Ze zitten weer bij drommen op terrassen
vaak weggedoken in hun winterjassen.
Maar ook zie ik ze zelfs in T-shirt zitten,
zo van: kijk mij eens stikken van de hitte!
De buurvrouw kom je nu weer telkens tegen
met de geijkte prietpraat over regen,
de kou en winter die nu fijn voorbij is
en dat nu iedereen een beetje blij is.
Na sms’en, chatten, gamen, mailen
gaan kuddes kleine kids weer buiten spelen;
ze schoppen ballen in je tuin en gillen
en roepen neiging op tot krachtig killen.
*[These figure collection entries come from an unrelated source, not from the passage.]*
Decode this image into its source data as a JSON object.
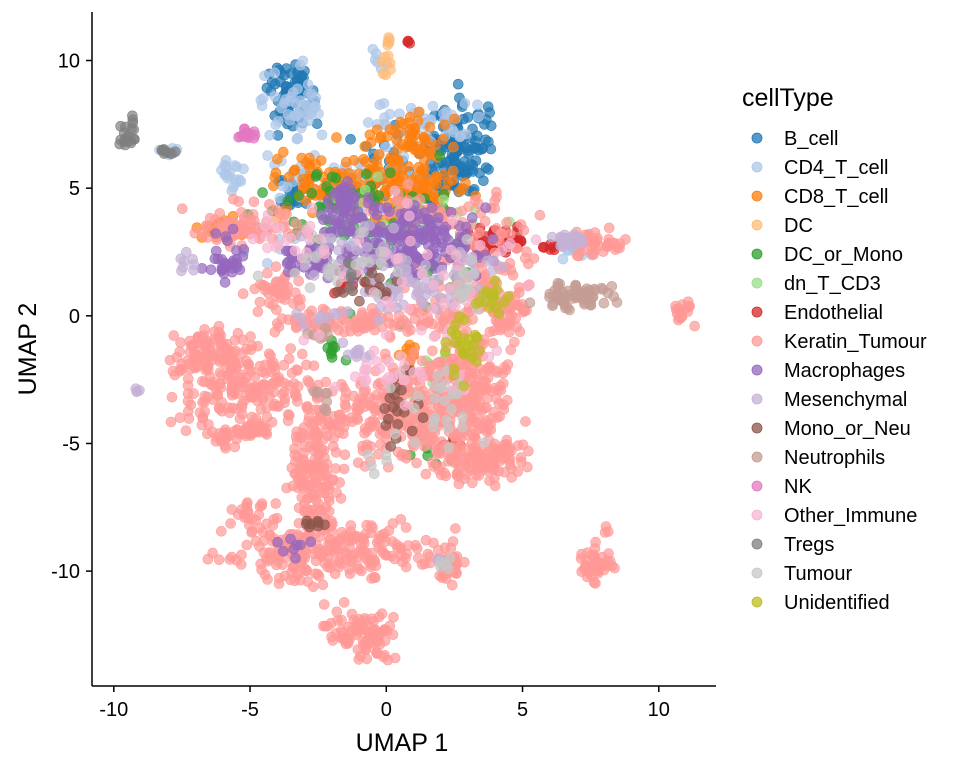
{
  "chart_data": {
    "type": "scatter",
    "title": "",
    "xlabel": "UMAP 1",
    "ylabel": "UMAP 2",
    "xlim": [
      -10.8,
      12.1
    ],
    "ylim": [
      -14.5,
      11.9
    ],
    "xticks": [
      -10,
      -5,
      0,
      5,
      10
    ],
    "yticks": [
      -10,
      -5,
      0,
      5,
      10
    ],
    "grid": false,
    "legend": {
      "title": "cellType",
      "placement": "right"
    },
    "series": [
      {
        "name": "B_cell",
        "color": "#1f77b4",
        "clusters": [
          [
            -3.5,
            8.7,
            0.6,
            0.9,
            70
          ],
          [
            2.6,
            6.6,
            0.8,
            1.2,
            120
          ],
          [
            -3.6,
            4.9,
            0.4,
            0.5,
            25
          ],
          [
            0.6,
            6.2,
            1.3,
            1.0,
            40
          ]
        ]
      },
      {
        "name": "CD4_T_cell",
        "color": "#aec7e8",
        "clusters": [
          [
            -3.3,
            8.3,
            0.7,
            0.9,
            45
          ],
          [
            -1.6,
            5.3,
            1.7,
            0.7,
            60
          ],
          [
            -5.7,
            5.5,
            0.4,
            0.3,
            18
          ],
          [
            1.5,
            7.6,
            1.5,
            0.6,
            40
          ],
          [
            -1.5,
            3.3,
            2.2,
            0.6,
            40
          ],
          [
            7.0,
            2.6,
            0.6,
            0.3,
            15
          ],
          [
            -8.0,
            6.4,
            0.3,
            0.15,
            8
          ],
          [
            -0.2,
            9.9,
            0.25,
            0.3,
            6
          ]
        ]
      },
      {
        "name": "CD8_T_cell",
        "color": "#ff7f0e",
        "clusters": [
          [
            0.4,
            5.3,
            1.6,
            0.9,
            140
          ],
          [
            -2.7,
            5.2,
            0.9,
            0.7,
            50
          ],
          [
            -6.0,
            3.4,
            0.5,
            0.3,
            22
          ],
          [
            0.9,
            7.1,
            0.8,
            0.6,
            40
          ],
          [
            0.8,
            -1.6,
            0.2,
            0.3,
            10
          ]
        ]
      },
      {
        "name": "DC",
        "color": "#ffbb78",
        "clusters": [
          [
            0.0,
            10.3,
            0.12,
            0.6,
            12
          ],
          [
            -4.0,
            3.9,
            0.3,
            0.2,
            6
          ]
        ]
      },
      {
        "name": "DC_or_Mono",
        "color": "#2ca02c",
        "clusters": [
          [
            -1.0,
            4.3,
            2.2,
            1.0,
            60
          ],
          [
            1.5,
            1.5,
            1.5,
            0.9,
            25
          ],
          [
            -2.0,
            -1.3,
            0.4,
            0.3,
            8
          ],
          [
            1.8,
            -5.3,
            0.8,
            0.5,
            10
          ]
        ]
      },
      {
        "name": "dn_T_CD3",
        "color": "#98df8a",
        "clusters": [
          [
            0.0,
            3.5,
            2.5,
            1.2,
            35
          ],
          [
            1.6,
            -2.5,
            0.9,
            0.9,
            18
          ]
        ]
      },
      {
        "name": "Endothelial",
        "color": "#d62728",
        "clusters": [
          [
            4.1,
            2.9,
            0.6,
            0.3,
            45
          ],
          [
            0.8,
            10.7,
            0.05,
            0.05,
            3
          ],
          [
            6.0,
            2.7,
            0.2,
            0.1,
            6
          ],
          [
            -1.2,
            1.5,
            0.6,
            0.4,
            15
          ],
          [
            2.5,
            -5.0,
            0.3,
            0.3,
            5
          ]
        ]
      },
      {
        "name": "Keratin_Tumour",
        "color": "#ff9896",
        "clusters": [
          [
            -2.0,
            -9.2,
            2.4,
            0.7,
            240
          ],
          [
            -2.7,
            -6.2,
            0.6,
            1.8,
            160
          ],
          [
            0.7,
            -3.8,
            1.9,
            1.2,
            280
          ],
          [
            3.0,
            -2.8,
            0.9,
            1.2,
            160
          ],
          [
            3.6,
            -5.5,
            0.9,
            0.6,
            130
          ],
          [
            -5.0,
            -2.8,
            1.5,
            1.0,
            180
          ],
          [
            -6.4,
            -1.4,
            0.8,
            0.6,
            90
          ],
          [
            -5.0,
            -4.5,
            0.4,
            0.2,
            35
          ],
          [
            -1.6,
            -0.3,
            2.2,
            0.3,
            90
          ],
          [
            2.3,
            -9.8,
            0.3,
            0.4,
            35
          ],
          [
            7.7,
            -9.7,
            0.4,
            0.4,
            40
          ],
          [
            -0.8,
            -12.4,
            0.8,
            0.6,
            90
          ],
          [
            3.8,
            1.8,
            1.2,
            1.5,
            90
          ],
          [
            4.4,
            0.3,
            0.5,
            0.6,
            50
          ],
          [
            -5.2,
            3.5,
            1.2,
            0.5,
            70
          ],
          [
            -4.0,
            1.0,
            0.7,
            0.6,
            40
          ],
          [
            7.6,
            2.9,
            0.7,
            0.3,
            40
          ],
          [
            10.9,
            0.2,
            0.3,
            0.3,
            20
          ],
          [
            2.0,
            0.0,
            0.8,
            0.6,
            40
          ],
          [
            1.8,
            4.1,
            1.5,
            0.5,
            40
          ],
          [
            -6.0,
            -4.8,
            0.3,
            0.3,
            20
          ],
          [
            -4.8,
            -7.6,
            0.5,
            0.3,
            20
          ],
          [
            8.1,
            -8.4,
            0.1,
            0.1,
            3
          ]
        ]
      },
      {
        "name": "Macrophages",
        "color": "#9467bd",
        "clusters": [
          [
            0.9,
            2.9,
            1.6,
            0.9,
            190
          ],
          [
            -1.5,
            4.1,
            0.5,
            0.6,
            50
          ],
          [
            -5.7,
            2.2,
            0.5,
            0.6,
            30
          ],
          [
            -2.3,
            2.1,
            0.7,
            0.5,
            30
          ],
          [
            -3.3,
            -9.0,
            0.4,
            0.3,
            8
          ],
          [
            -3.6,
            2.1,
            0.4,
            0.4,
            12
          ]
        ]
      },
      {
        "name": "Mesenchymal",
        "color": "#c5b0d5",
        "clusters": [
          [
            6.7,
            2.9,
            0.4,
            0.2,
            20
          ],
          [
            0.5,
            0.8,
            1.0,
            0.6,
            40
          ],
          [
            -0.8,
            2.3,
            1.5,
            0.8,
            50
          ],
          [
            2.8,
            1.8,
            0.7,
            0.5,
            20
          ],
          [
            -1.0,
            -1.4,
            0.5,
            0.2,
            10
          ],
          [
            -9.1,
            -3.0,
            0.1,
            0.1,
            4
          ],
          [
            2.0,
            -9.5,
            0.2,
            0.2,
            5
          ],
          [
            -7.2,
            2.0,
            0.2,
            0.4,
            8
          ],
          [
            -2.5,
            -0.1,
            0.6,
            0.3,
            10
          ]
        ]
      },
      {
        "name": "Mono_or_Neu",
        "color": "#8c564b",
        "clusters": [
          [
            -1.0,
            1.2,
            0.7,
            0.4,
            15
          ],
          [
            0.6,
            -3.8,
            0.5,
            1.0,
            20
          ],
          [
            -2.5,
            -8.1,
            0.3,
            0.2,
            8
          ]
        ]
      },
      {
        "name": "Neutrophils",
        "color": "#c49c94",
        "clusters": [
          [
            7.0,
            0.8,
            0.9,
            0.3,
            70
          ],
          [
            -2.0,
            -3.2,
            0.4,
            0.3,
            8
          ],
          [
            -2.7,
            -0.8,
            0.3,
            0.2,
            6
          ]
        ]
      },
      {
        "name": "NK",
        "color": "#e377c2",
        "clusters": [
          [
            -5.1,
            7.1,
            0.2,
            0.12,
            16
          ]
        ]
      },
      {
        "name": "Other_Immune",
        "color": "#f7b6d2",
        "clusters": [
          [
            1.8,
            1.0,
            2.5,
            2.0,
            50
          ],
          [
            0.8,
            -2.5,
            1.5,
            1.0,
            25
          ],
          [
            -3.5,
            3.0,
            1.0,
            0.6,
            20
          ]
        ]
      },
      {
        "name": "Tregs",
        "color": "#7f7f7f",
        "clusters": [
          [
            -9.5,
            7.2,
            0.18,
            0.3,
            20
          ],
          [
            -8.0,
            6.4,
            0.2,
            0.1,
            8
          ],
          [
            -1.3,
            1.6,
            0.2,
            0.3,
            5
          ]
        ]
      },
      {
        "name": "Tumour",
        "color": "#c7c7c7",
        "clusters": [
          [
            2.0,
            -3.5,
            1.0,
            1.4,
            25
          ],
          [
            -1.6,
            1.8,
            1.6,
            0.8,
            20
          ],
          [
            3.0,
            1.2,
            0.4,
            0.8,
            15
          ],
          [
            2.2,
            -9.8,
            0.2,
            0.2,
            5
          ],
          [
            -0.4,
            -5.7,
            0.4,
            0.3,
            5
          ]
        ]
      },
      {
        "name": "Unidentified",
        "color": "#bcbd22",
        "clusters": [
          [
            2.8,
            -1.2,
            0.4,
            0.8,
            30
          ],
          [
            3.9,
            0.8,
            0.3,
            0.4,
            15
          ]
        ]
      }
    ]
  }
}
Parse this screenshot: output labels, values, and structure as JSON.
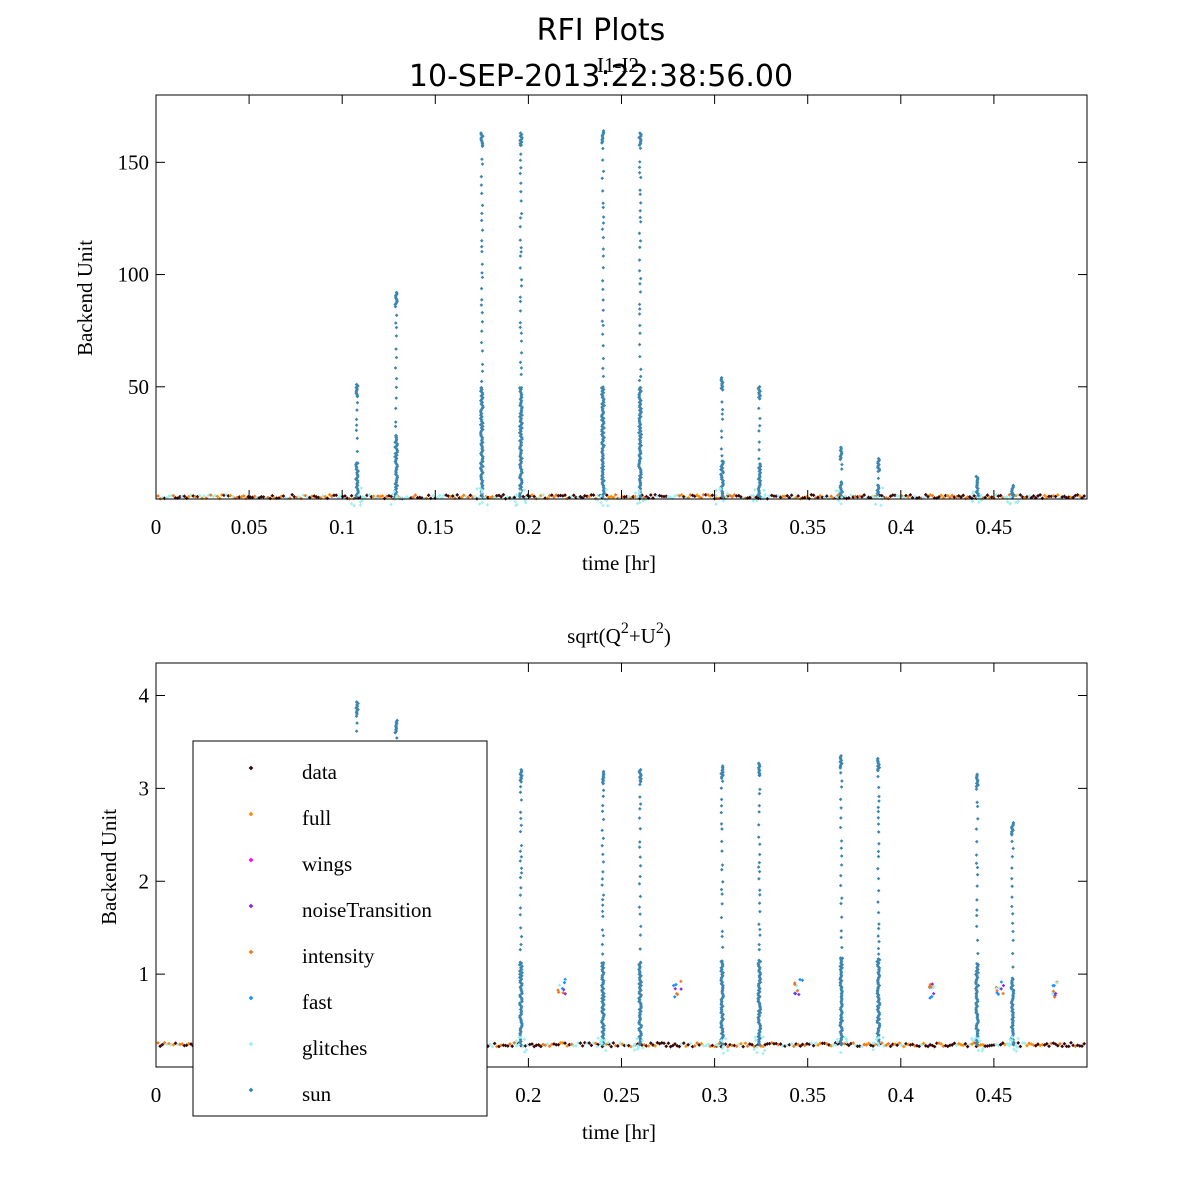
{
  "figure": {
    "title": "RFI Plots",
    "subtitle": "10-SEP-2013:22:38:56.00"
  },
  "colors": {
    "data": "#3a0a0a",
    "full": "#ff8c00",
    "wings": "#ff00ff",
    "noiseTransition": "#8a2be2",
    "intensity": "#f07820",
    "fast": "#1e90ff",
    "glitches": "#a0f0f0",
    "sun": "#3a86b0"
  },
  "legend": {
    "entries": [
      "data",
      "full",
      "wings",
      "noiseTransition",
      "intensity",
      "fast",
      "glitches",
      "sun"
    ]
  },
  "chart_data": [
    {
      "type": "scatter",
      "title": "I1-I2",
      "xlabel": "time [hr]",
      "ylabel": "Backend Unit",
      "xlim": [
        0,
        0.5
      ],
      "ylim": [
        0,
        180
      ],
      "xticks": [
        0,
        0.05,
        0.1,
        0.15,
        0.2,
        0.25,
        0.3,
        0.35,
        0.4,
        0.45
      ],
      "xtick_labels": [
        "0",
        "0.05",
        "0.1",
        "0.15",
        "0.2",
        "0.25",
        "0.3",
        "0.35",
        "0.4",
        "0.45"
      ],
      "yticks": [
        50,
        100,
        150
      ],
      "ytick_labels": [
        "50",
        "100",
        "150"
      ],
      "baseline": 1.0,
      "sun_spikes": [
        {
          "x": 0.108,
          "peak": 51
        },
        {
          "x": 0.129,
          "peak": 92
        },
        {
          "x": 0.175,
          "peak": 163
        },
        {
          "x": 0.196,
          "peak": 163
        },
        {
          "x": 0.24,
          "peak": 164
        },
        {
          "x": 0.26,
          "peak": 163
        },
        {
          "x": 0.304,
          "peak": 54
        },
        {
          "x": 0.324,
          "peak": 50
        },
        {
          "x": 0.368,
          "peak": 23
        },
        {
          "x": 0.388,
          "peak": 18
        },
        {
          "x": 0.441,
          "peak": 10
        },
        {
          "x": 0.46,
          "peak": 6
        }
      ]
    },
    {
      "type": "scatter",
      "title": "sqrt(Q^2+U^2)",
      "title_parts": [
        "sqrt(Q",
        "2",
        "+U",
        "2",
        ")"
      ],
      "xlabel": "time [hr]",
      "ylabel": "Backend Unit",
      "xlim": [
        0,
        0.5
      ],
      "ylim": [
        0,
        4.35
      ],
      "xticks": [
        0,
        0.2,
        0.25,
        0.3,
        0.35,
        0.4,
        0.45
      ],
      "xtick_labels": [
        "0",
        "0.2",
        "0.25",
        "0.3",
        "0.35",
        "0.4",
        "0.45"
      ],
      "yticks": [
        1,
        2,
        3,
        4
      ],
      "ytick_labels": [
        "1",
        "2",
        "3",
        "4"
      ],
      "baseline": 0.24,
      "sun_spikes": [
        {
          "x": 0.108,
          "peak": 3.93
        },
        {
          "x": 0.129,
          "peak": 3.73
        },
        {
          "x": 0.196,
          "peak": 3.2
        },
        {
          "x": 0.24,
          "peak": 3.18
        },
        {
          "x": 0.26,
          "peak": 3.2
        },
        {
          "x": 0.304,
          "peak": 3.24
        },
        {
          "x": 0.324,
          "peak": 3.27
        },
        {
          "x": 0.368,
          "peak": 3.35
        },
        {
          "x": 0.388,
          "peak": 3.32
        },
        {
          "x": 0.441,
          "peak": 3.15
        },
        {
          "x": 0.46,
          "peak": 2.63
        }
      ],
      "intensity_clusters": [
        {
          "x": 0.218,
          "y": 0.86
        },
        {
          "x": 0.28,
          "y": 0.84
        },
        {
          "x": 0.345,
          "y": 0.86
        },
        {
          "x": 0.417,
          "y": 0.82
        },
        {
          "x": 0.453,
          "y": 0.85
        },
        {
          "x": 0.483,
          "y": 0.83
        }
      ]
    }
  ]
}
Je moet weer naar zo’n maffe bloemenmarkt,
je schoffelt scheldend, spit en snoeit en harkt
en graait bij plantjes zetten in de grond
voortdurend in de gore kattenstront.
Diezelfde katten zitten elke nacht
onder het raam om daar met volle kracht
bloedgeil en oorverdovend krols te mauwen
om mij dan uren uit de slaap te hou’en.
Het is bepaald te gek om los te lopen:
die jongens met de autoramen open
hun houseterreur vernielt mijn trommelvliezen,
de vullingen die trillen uit mijn kiezen.
En hierna volgen nog een maand of zes
vol barbecueën en vakantiestress.
Maar dan, dan zal goddank míjn tijd beginnen
en mag ik weer een hele tijd naar binnen.